There is no story. One scene after the other shows her almost naked, or seducing someone, or shooting hot scenes and nothing else…
What was there to Silk Smitha‘s life even that called for making a movie on her life? Nothing at all.

VULGAR FAT. Agree that Silk Smitha was fleshy and no way slim, but the movie overemphasizes the fatness. A few scenes showing her in costumes revealing the stomuch were enough to tell us that this was a fat actress. There was no need to rub it in. With those fat thighs and Dunlop tires around the vast expanse of her stomach, sitting sloppily on her couch, she looks disgusting and most vulgar.

Her outfit in every scene is designed to reveal whatever there is to reveal in her. It was Bipasha who had started a very wrong trend in Bollywood and Mallika Sherawat had taken it further. But this girl, Vidya, has taken Bollywood to its depths of depravity. She has beaten all heroines and cabaret dancers that have ever set foot in Hindi films. She could not have fallen below this. One can at last forgive Bipasha as well as Mallika.

What the television clips show are a lot better than some of the actual scenes in the movie.

Why did she agree to do a movie like this? The sum of money offered to her must have been HUGE and it must have been difficult for her to refuse it.

So what’s the next step in her progression towards boldness?
Will she work in blue films?
Why not? After all ‘Sex in an integral part of our lives’, ‘Times have changed’, ‘Indian cinema viewers have matured’ and all…
And when she has already come this far, just a few more inches will not hurt her. Pornography is just a few inches away.

The movie is almost a porn movie.
And Vidya is fit to be a porn star.
After the initial promise of being different from other women in the industry, she has proved that she is indeed one among them, in fact, worse than them, lacking any self respect and here for money.

2 comments:

Ranj said...

Vidya Balan had to look slutty and she could not have achieved it in a "dignified" manner...Some of the scenes made me cringe in my seat exactly like the way some of those 80's movies. The thundering thighs and Vidya's guts, esp.a scene where she was struggling to put the button of her jeans. I think she is a thorough professional and alongwith Nasarudin Shah created a chemistry that was so sleazy that I loathed it. I think u should give her some credit to have taken this movie up at a point in her career where money was definitely not the reason...I think she risked her career with this... U remind me of Emran Hashmi's character...he called her fat and didnt want to use sleaziness to sell his creative piece of work...I think the aim of the movie was to bring out how different people perceived her...One hated her, one used her, one wanted to marry her and others cringed at the sight of her... The Dirty picture was very dirty and I appreciate Vidya Balans "guts' to do it :p and I hope u can see the bigger picture... In between what did u think of her one-liners?

muralihr1977 said...

I wonder why people write /blog and discuss/debate/critic/ Dirty Picture as though it is the MOST HAPPENING Thing in India.
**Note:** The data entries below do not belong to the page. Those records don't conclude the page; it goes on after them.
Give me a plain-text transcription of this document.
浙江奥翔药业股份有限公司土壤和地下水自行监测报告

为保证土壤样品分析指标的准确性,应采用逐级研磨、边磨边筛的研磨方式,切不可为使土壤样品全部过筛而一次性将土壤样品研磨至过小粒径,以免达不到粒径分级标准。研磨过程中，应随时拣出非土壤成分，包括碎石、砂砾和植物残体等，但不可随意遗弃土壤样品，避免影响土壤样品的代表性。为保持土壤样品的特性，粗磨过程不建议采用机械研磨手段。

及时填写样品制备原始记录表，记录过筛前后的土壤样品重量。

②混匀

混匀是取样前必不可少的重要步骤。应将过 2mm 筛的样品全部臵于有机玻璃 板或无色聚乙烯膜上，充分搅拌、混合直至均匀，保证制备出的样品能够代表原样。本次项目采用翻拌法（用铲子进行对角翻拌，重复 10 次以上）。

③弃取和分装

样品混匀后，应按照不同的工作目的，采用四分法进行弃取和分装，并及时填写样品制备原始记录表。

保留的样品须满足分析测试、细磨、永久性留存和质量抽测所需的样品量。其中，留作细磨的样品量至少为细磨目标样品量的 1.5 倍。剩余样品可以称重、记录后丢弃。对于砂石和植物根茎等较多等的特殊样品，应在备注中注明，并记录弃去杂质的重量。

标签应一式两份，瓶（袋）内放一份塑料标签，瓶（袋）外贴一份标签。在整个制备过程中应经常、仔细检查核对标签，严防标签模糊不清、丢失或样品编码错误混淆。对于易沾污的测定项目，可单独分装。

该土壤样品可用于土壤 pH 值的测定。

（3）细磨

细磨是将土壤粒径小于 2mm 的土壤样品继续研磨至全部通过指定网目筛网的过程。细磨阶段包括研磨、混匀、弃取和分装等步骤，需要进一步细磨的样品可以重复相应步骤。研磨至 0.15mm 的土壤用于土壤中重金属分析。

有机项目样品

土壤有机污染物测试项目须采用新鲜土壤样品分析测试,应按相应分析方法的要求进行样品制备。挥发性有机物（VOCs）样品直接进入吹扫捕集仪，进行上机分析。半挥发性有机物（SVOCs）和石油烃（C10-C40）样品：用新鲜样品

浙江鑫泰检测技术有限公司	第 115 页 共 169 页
Again a conditioning by the media.

But the latest news is that it is a super hit movie in UP/Bihar/Rajasthan where the crime against women is the highest.
Geographically south indian women have more safety. U cannot imagine a women walking alone in the night in delhi. my sister is scared to let her 12year old daughter alone to school in delhi.

Porno MOvies like these seen thro lustful eyes reinforces the animal instinct in man and forces him to commit serious crimes on women.
They make a good healthy relationship between man/woman almost impossible.

http://www.ted.com/talks/sunitha_krishnan_tedindia.html

Child abuse is rampant in america and Child prostitution is more in australia bcoz of the culture of free sex and porno/bar culture etc.
And if u see the majority of the clients for child prostitution in India is from america.
For example, Sunita Krishna (who runs Prajwala http://en.wikipedia.org/wiki/Prajwala
)
says that although Americans comprise 25% of sex tourists in Asia, the US government does too little to prosecute them.
India is one of the favored destinations of paedophile sex tourists from Europe and the United States.
So these kinds of movies reinforce the thinking and the crooked imagination behind the thinking.